If you want to know what a field believes is hard, look at the benchmark it just built. For agent memory, three benchmarks in three years tell the whole story — and the story is that the thing we were measuring in 2024 has already become too easy to bother measuring in 2026.
LoCoMo set the bar, then got cleared#
LoCoMo, introduced in early 2024, was the first benchmark to take very long-term conversational memory seriously. Its conversations run about 35 sessions, roughly 300 turns, around 9,000 tokens, all in one coherent narrative, with questions spanning single-hop, multi-hop, temporal, and open-domain recall plus event summarization. For a while it was the number everyone quoted.
It is now close to saturated. Managed memory systems report scores in the low 90s on its QA split — Mem0 cites 92.5 — and once a benchmark clusters that high, it stops separating a good system from a great one. A near-perfect LoCoMo score in 2026 is table stakes, not evidence. Treat it as a regression test: if you drop on LoCoMo you broke something, but topping it proves little. (This is exactly the trap reading an agent-memory benchmark is supposed to keep you out of: a headline number means nothing without the saturation curve behind it.)
LongMemEval kept the conversational frame but raised the stakes#
LongMemEval (ICLR 2025) sharpened the question. It curated 500 questions across five named abilities — information extraction, multi-session reasoning, temporal reasoning, knowledge updates, and abstention — embedded in freely scalable chat histories. Its headline finding was a gut-check: commercial assistants and long-context models lost about 30% accuracy as histories grew long. Critically, it decomposed memory into indexing, retrieval, and reading, which is the right mental model — most "memory" failures are really retrieval or reading failures wearing a memory costume.
LongMemEval is still discriminative, which is exactly why it is more useful than LoCoMo right now. But it is still fundamentally a conversational benchmark, and its histories are still measured in the tens to hundreds of thousands of tokens. The next benchmark decided that wasn't long enough.
BEAM moves the finish line to 10 million tokens#
BEAM (ICLR 2026), from a team at the University of Alberta and UMass Amherst, is the one that should reset how you think about this.
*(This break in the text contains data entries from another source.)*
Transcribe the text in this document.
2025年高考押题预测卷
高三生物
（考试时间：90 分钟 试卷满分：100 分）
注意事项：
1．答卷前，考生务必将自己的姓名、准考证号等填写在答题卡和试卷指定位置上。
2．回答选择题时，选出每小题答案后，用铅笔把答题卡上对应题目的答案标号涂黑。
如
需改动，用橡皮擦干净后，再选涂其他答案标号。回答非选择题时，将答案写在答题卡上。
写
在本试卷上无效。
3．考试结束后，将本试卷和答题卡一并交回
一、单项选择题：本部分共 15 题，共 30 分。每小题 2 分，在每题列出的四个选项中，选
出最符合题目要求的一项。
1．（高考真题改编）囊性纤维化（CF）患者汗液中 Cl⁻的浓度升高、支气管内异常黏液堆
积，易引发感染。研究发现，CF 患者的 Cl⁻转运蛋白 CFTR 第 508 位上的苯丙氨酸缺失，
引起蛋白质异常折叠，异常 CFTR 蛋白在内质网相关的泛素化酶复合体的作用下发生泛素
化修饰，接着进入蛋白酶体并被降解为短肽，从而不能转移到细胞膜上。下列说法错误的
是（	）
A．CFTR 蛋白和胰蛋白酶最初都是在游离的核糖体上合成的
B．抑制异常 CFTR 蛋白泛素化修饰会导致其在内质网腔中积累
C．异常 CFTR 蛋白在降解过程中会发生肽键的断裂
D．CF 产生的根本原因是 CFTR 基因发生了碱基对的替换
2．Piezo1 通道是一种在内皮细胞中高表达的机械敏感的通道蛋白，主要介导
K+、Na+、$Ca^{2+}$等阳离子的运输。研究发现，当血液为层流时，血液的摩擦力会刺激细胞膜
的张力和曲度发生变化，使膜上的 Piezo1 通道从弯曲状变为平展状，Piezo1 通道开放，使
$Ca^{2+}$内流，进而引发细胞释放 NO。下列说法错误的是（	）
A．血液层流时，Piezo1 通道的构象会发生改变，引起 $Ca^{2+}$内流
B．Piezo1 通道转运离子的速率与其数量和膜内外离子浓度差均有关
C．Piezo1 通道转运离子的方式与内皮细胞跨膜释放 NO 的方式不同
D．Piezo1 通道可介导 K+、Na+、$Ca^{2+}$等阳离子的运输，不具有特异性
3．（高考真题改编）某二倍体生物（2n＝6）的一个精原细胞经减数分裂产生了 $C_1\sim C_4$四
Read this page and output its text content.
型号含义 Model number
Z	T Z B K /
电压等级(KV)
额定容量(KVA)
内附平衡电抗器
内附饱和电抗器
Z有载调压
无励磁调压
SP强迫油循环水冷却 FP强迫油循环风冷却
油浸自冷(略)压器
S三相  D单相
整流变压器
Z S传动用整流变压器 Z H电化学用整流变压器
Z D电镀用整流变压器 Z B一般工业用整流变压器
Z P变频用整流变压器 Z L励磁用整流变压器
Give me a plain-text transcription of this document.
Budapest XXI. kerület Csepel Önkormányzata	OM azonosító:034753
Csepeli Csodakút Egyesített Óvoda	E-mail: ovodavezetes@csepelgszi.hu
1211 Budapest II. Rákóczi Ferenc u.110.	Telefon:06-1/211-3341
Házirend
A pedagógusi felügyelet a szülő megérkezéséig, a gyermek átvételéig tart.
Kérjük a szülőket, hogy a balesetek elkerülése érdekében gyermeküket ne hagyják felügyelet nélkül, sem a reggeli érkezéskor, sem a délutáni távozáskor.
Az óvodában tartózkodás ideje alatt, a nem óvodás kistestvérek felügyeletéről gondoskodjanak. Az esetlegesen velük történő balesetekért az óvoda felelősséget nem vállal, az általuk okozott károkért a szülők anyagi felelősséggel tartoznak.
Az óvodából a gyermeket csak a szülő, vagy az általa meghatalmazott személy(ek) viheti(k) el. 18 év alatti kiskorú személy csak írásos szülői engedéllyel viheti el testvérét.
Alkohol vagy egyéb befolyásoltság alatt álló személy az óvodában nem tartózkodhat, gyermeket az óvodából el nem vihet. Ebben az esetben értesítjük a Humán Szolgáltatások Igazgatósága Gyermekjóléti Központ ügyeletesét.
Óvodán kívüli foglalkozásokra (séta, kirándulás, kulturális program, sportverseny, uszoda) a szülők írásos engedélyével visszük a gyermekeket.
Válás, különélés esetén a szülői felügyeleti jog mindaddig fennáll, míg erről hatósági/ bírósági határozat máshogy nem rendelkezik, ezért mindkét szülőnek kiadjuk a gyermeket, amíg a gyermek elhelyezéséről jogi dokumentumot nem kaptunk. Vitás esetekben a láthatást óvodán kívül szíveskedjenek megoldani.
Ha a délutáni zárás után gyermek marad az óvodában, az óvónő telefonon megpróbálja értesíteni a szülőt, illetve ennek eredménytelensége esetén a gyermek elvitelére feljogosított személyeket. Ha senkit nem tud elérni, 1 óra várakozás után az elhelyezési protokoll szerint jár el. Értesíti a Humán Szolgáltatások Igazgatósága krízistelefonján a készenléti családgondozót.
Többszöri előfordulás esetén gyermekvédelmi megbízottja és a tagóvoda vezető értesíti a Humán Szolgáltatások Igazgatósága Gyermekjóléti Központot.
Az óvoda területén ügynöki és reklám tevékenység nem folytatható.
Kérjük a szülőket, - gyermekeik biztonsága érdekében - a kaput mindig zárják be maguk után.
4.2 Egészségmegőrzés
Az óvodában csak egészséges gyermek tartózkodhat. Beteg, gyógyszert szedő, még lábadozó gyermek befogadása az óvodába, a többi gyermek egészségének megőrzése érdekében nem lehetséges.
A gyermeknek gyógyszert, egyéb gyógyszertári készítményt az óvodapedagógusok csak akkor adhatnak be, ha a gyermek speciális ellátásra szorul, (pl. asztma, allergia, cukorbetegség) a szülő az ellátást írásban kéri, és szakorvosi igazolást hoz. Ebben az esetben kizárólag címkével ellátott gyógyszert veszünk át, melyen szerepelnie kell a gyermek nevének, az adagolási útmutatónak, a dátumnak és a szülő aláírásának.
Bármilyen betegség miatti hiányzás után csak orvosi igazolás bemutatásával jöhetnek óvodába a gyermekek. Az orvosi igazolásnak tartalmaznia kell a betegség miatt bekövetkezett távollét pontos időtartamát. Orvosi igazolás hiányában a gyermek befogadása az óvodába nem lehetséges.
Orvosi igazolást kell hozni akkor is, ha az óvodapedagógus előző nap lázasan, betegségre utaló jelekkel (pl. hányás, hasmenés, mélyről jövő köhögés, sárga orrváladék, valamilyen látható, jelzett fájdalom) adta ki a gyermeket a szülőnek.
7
It builds 100 conversations that scale to 10 million tokens — roughly a year of daily conversation, or a software project's entire trace across hundreds of sessions — with 2,000 validated questions across ten ability categories: preference following, instruction following, information extraction, knowledge update, multi-session reasoning, summarization, temporal reasoning, event ordering, abstention, and contradiction resolution.
The construction is the point. BEAM's authors call out that many "long" benchmarks cheat by stitching together unrelated sessions from different users. That creates abrupt topic shifts and weak continuity, which ironically makes the task easier — a model can lean on local retrieval instead of maintaining a consistent internal state. BEAM instead generates a single, topically coherent narrative, so the system actually has to remember rather than re-find.
Stitching unrelated sessions into a "long" conversation doesn't test memory. It tests search, and then congratulates the model for passing.
The result that matters: long context is not long memory#
Here is the finding to take to your architecture review. On BEAM, LLMs with 1M-token context windows — with and without retrieval augmentation — still degrade as the dialogue lengthens. The window does not save you. The benchmark cannot be solved by buying more context, which is precisely what makes it relevant to production.
What does help is structure — the same architectural bet that separates a real memory layer from a vector store you query like RAG. The same paper introduces LIGHT, a memory framework modeled on human cognition: a long-term episodic memory, a short-term working memory, and a scratchpad that accumulates salient facts. Across backbones from GPT-4.1-nano and Gemini-2.0-flash to Qwen2.5-32B and Llama-4-Maverick, LIGHT improved on the strongest baselines by 3.5% to 12.69% on average — and at the 10M-token extreme, where no baseline natively supports the full context, the gains ballooned to +155.7% for Llama-4-Maverick and +107.3% for GPT-4.1-nano. Mem0's own numbers tell the same story from the other side: a system scoring 92.5 on LoCoMo falls to 64.1 on BEAM at 1M and 48.6 at 10M. The cliff is real.
The practical lesson for anyone shipping an agent that lives longer than a single session: stop benchmarking memory on LoCoMo, stop assuming a bigger context window is a memory strategy, and start measuring the abilities that actually break at scale — contradiction resolution, knowledge update, temporal ordering — on a benchmark that won't let your retriever do memory's job for it. The window is rented. The architecture is yours.